The findings provide new potential ways of preventing viral infection by the novel coronavirus, and clues as to why it is more infectious than other similar viruses.
Professor of nanomedicine of the University of Tartu Tambet Teesalu and his team members, senior research fellow of cancer biology Lorena Simon-Gracia and PhD student Allan Tobi are among the co-authors of the studies carried out by international research groups.
In the past, Teesalu has developed a system of so-called tumour homing peptides for targeted cancer treatment and participated in the clinical development of these peptides. Current studies show that COVID19-causing coronavirus uses similar peptides for infecting cells and spreading.

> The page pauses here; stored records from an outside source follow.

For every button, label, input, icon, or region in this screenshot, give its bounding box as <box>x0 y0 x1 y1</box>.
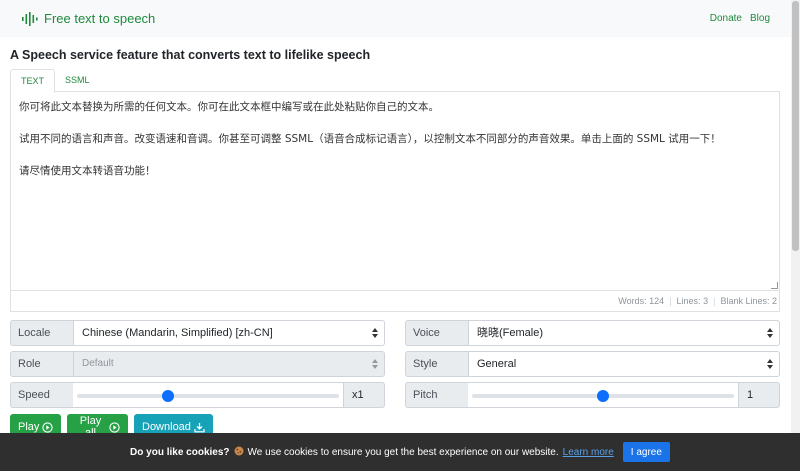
pitch-slider[interactable] <box>468 382 738 408</box>
waveform-icon <box>22 11 38 26</box>
blog-link[interactable]: Blog <box>750 13 770 24</box>
learn-more-link[interactable]: Learn more <box>563 447 614 458</box>
page-scrollbar[interactable] <box>791 0 800 433</box>
locale-row: Locale Chinese (Mandarin, Simplified) [z… <box>10 320 385 346</box>
cookie-question: Do you like cookies? <box>130 446 230 458</box>
scrollbar-thumb[interactable] <box>792 1 799 251</box>
lines-count: 3 <box>703 296 709 306</box>
lines-label: Lines: <box>676 296 701 306</box>
voice-value: 晓晓(Female) <box>477 327 544 339</box>
pitch-slider-thumb[interactable] <box>597 390 609 402</box>
role-label: Role <box>10 351 73 377</box>
cookie-message: We use cookies to ensure you get the bes… <box>247 446 559 458</box>
text-paragraph: 试用不同的语言和声音。改变语速和音调。你甚至可调整 SSML（语音合成标记语言）… <box>19 133 721 146</box>
resize-grip-icon[interactable] <box>771 282 778 289</box>
style-value: General <box>477 358 517 370</box>
blank-lines-label: Blank Lines: <box>720 296 770 306</box>
speed-row: Speed x1 <box>10 382 385 408</box>
download-icon <box>194 422 205 433</box>
text-stats: Words: 124 | Lines: 3 | Blank Lines: 2 <box>10 291 780 312</box>
main-container: A Speech service feature that converts t… <box>10 37 780 440</box>
pitch-row: Pitch 1 <box>405 382 780 408</box>
brand-link[interactable]: Free text to speech <box>22 11 155 26</box>
play-circle-icon <box>109 421 120 433</box>
words-count: 124 <box>649 296 665 306</box>
speed-value: x1 <box>343 382 385 408</box>
navbar: Free text to speech Donate Blog <box>0 0 800 37</box>
style-label: Style <box>405 351 468 377</box>
locale-select[interactable]: Chinese (Mandarin, Simplified) [zh-CN] <box>73 320 385 346</box>
download-label: Download <box>142 421 191 433</box>
select-arrows-icon <box>372 328 378 338</box>
select-arrows-icon <box>767 328 773 338</box>
donate-link[interactable]: Donate <box>710 13 742 24</box>
cookie-banner: Do you like cookies? We use cookies to e… <box>0 433 800 471</box>
speed-slider-track <box>77 394 339 398</box>
pitch-value: 1 <box>738 382 780 408</box>
text-paragraph: 你可将此文本替换为所需的任何文本。你可在此文本框中编写或在此处粘贴你自己的文本。 <box>19 101 439 113</box>
role-row: Role Default <box>10 351 385 377</box>
voice-label: Voice <box>405 320 468 346</box>
editor-tabs: TEXT SSML <box>10 69 780 93</box>
voice-select[interactable]: 晓晓(Female) <box>468 320 780 346</box>
tab-text[interactable]: TEXT <box>10 69 56 93</box>
play-circle-icon <box>42 421 54 433</box>
play-label: Play <box>18 421 40 433</box>
speed-slider[interactable] <box>73 382 343 408</box>
select-arrows-icon <box>767 359 773 369</box>
style-row: Style General <box>405 351 780 377</box>
agree-button[interactable]: I agree <box>622 442 670 462</box>
locale-value: Chinese (Mandarin, Simplified) [zh-CN] <box>82 327 273 339</box>
nav-links: Donate Blog <box>710 13 790 24</box>
locale-label: Locale <box>10 320 73 346</box>
style-select[interactable]: General <box>468 351 780 377</box>
role-select: Default <box>73 351 385 377</box>
pitch-label: Pitch <box>405 382 468 408</box>
cookie-icon <box>234 446 244 459</box>
speed-label: Speed <box>10 382 73 408</box>
voice-row: Voice 晓晓(Female) <box>405 320 780 346</box>
words-label: Words: <box>618 296 647 306</box>
select-arrows-icon <box>372 359 378 369</box>
role-value: Default <box>82 358 114 369</box>
tab-ssml[interactable]: SSML <box>55 69 100 92</box>
blank-lines-count: 2 <box>771 296 777 306</box>
text-paragraph: 请尽情使用文本转语音功能！ <box>19 165 156 178</box>
text-input-area[interactable]: 你可将此文本替换为所需的任何文本。你可在此文本框中编写或在此处粘贴你自己的文本。… <box>10 92 780 291</box>
brand-name: Free text to speech <box>44 11 156 26</box>
speed-slider-thumb[interactable] <box>162 390 174 402</box>
page-title: A Speech service feature that converts t… <box>10 48 371 62</box>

"The SARS-CoV-2 virus uses its spike protein to enter host cells. Now we know that in addition to the ACE 2 receptor, the spike protein binds to a second receptor called neuropilin on the host cells. This binding is mediated by a peptide on the spike that is similar to CendR peptides that we discovered in the past and are used to deliver cancer drugs into tumour tissues," Teesalu described.
The studies showed that preventing the virus from attaching to cells using CendR peptides can decrease the infection rate.
"This discovery opens a new possible path for the development of coronavirus drugs. Intriguingly, the CendR sequence is also present on the surface of other pathogenic viruses, such as Ebola and HIV-1. This research may have a far-reaching impact on the development of antiviral compounds," Teesalu said.